My phone gives me freedom but but when it lures me in I can subconsciously push people away.

It allows my work to be right there in my reach at the office, during my travels, at home, at the dinner table, on the couch, during school drop off and pickup and in my down time. Being quick to respond to business emails at all hours is something I’ve become accustomed to. It can make me less attuned to those close to me and fail to completely understand the pressures in their life. My approach to work made my wife feel, at times, like she couldn’t approach me.

By juggling my work demands, I dropped the ball on something much more important. Being present for my partner and my kids.

What I failed to realise is that my behaviour in being responsive to my business and my relentless vision to build the best life for my family can have the reverse effect. It keeps me from being there for them, wholly, and can blind me from seeing my wife’s intentions for what they were.

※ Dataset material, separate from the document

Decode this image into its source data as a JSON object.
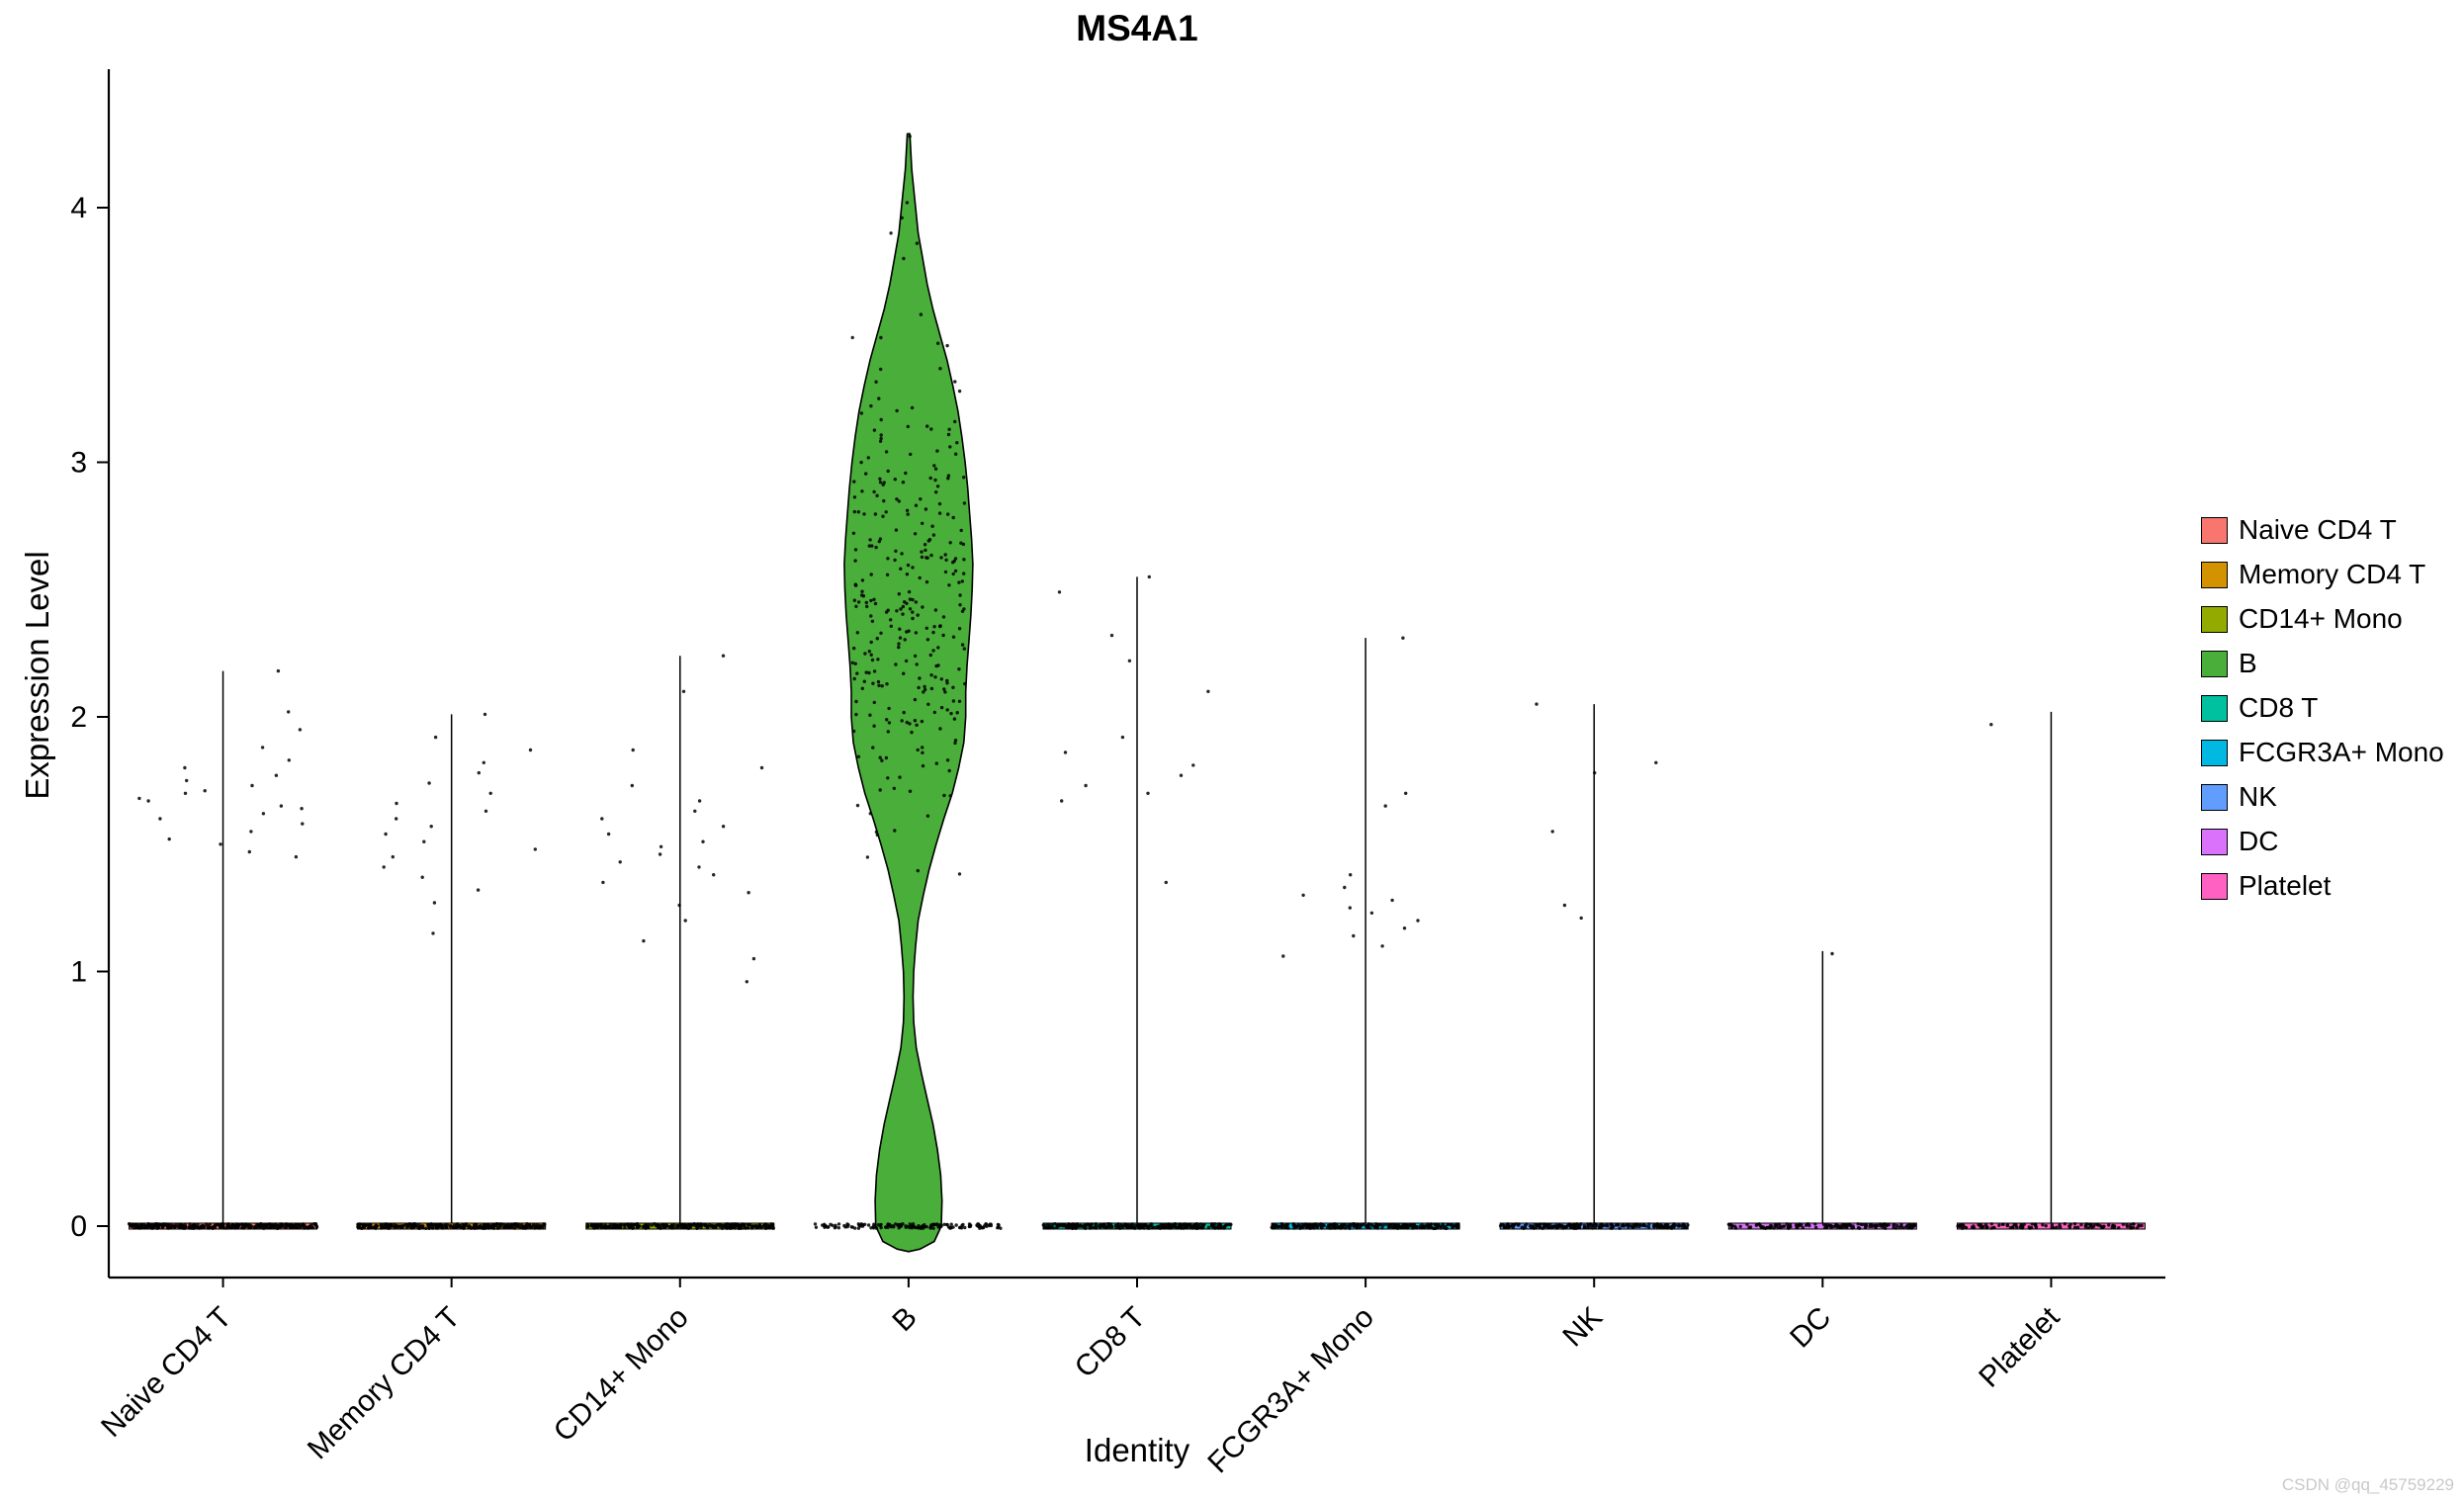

While I was feeling pushed away, she was supporting me in ways I didn’t see. She knew I was stressed and had a lot on my plate so didn’t want to burden me with what was burdening her.

She wasn’t pushing me away, she was shielding me from more stress.

I can’t help but wonder if my increasingly addictive behaviour on my device is decreasing my intuition and my ability to read nonverbal cues and real human emotions.

And so now it’s on me to make a conscious change, to hold up my end of the bargain. I’m incredibly fortunate to be married to my best friend and the love of my life. I plan on doing everything to break the grip my phone can have on me and get a better handle on being available and present for my family.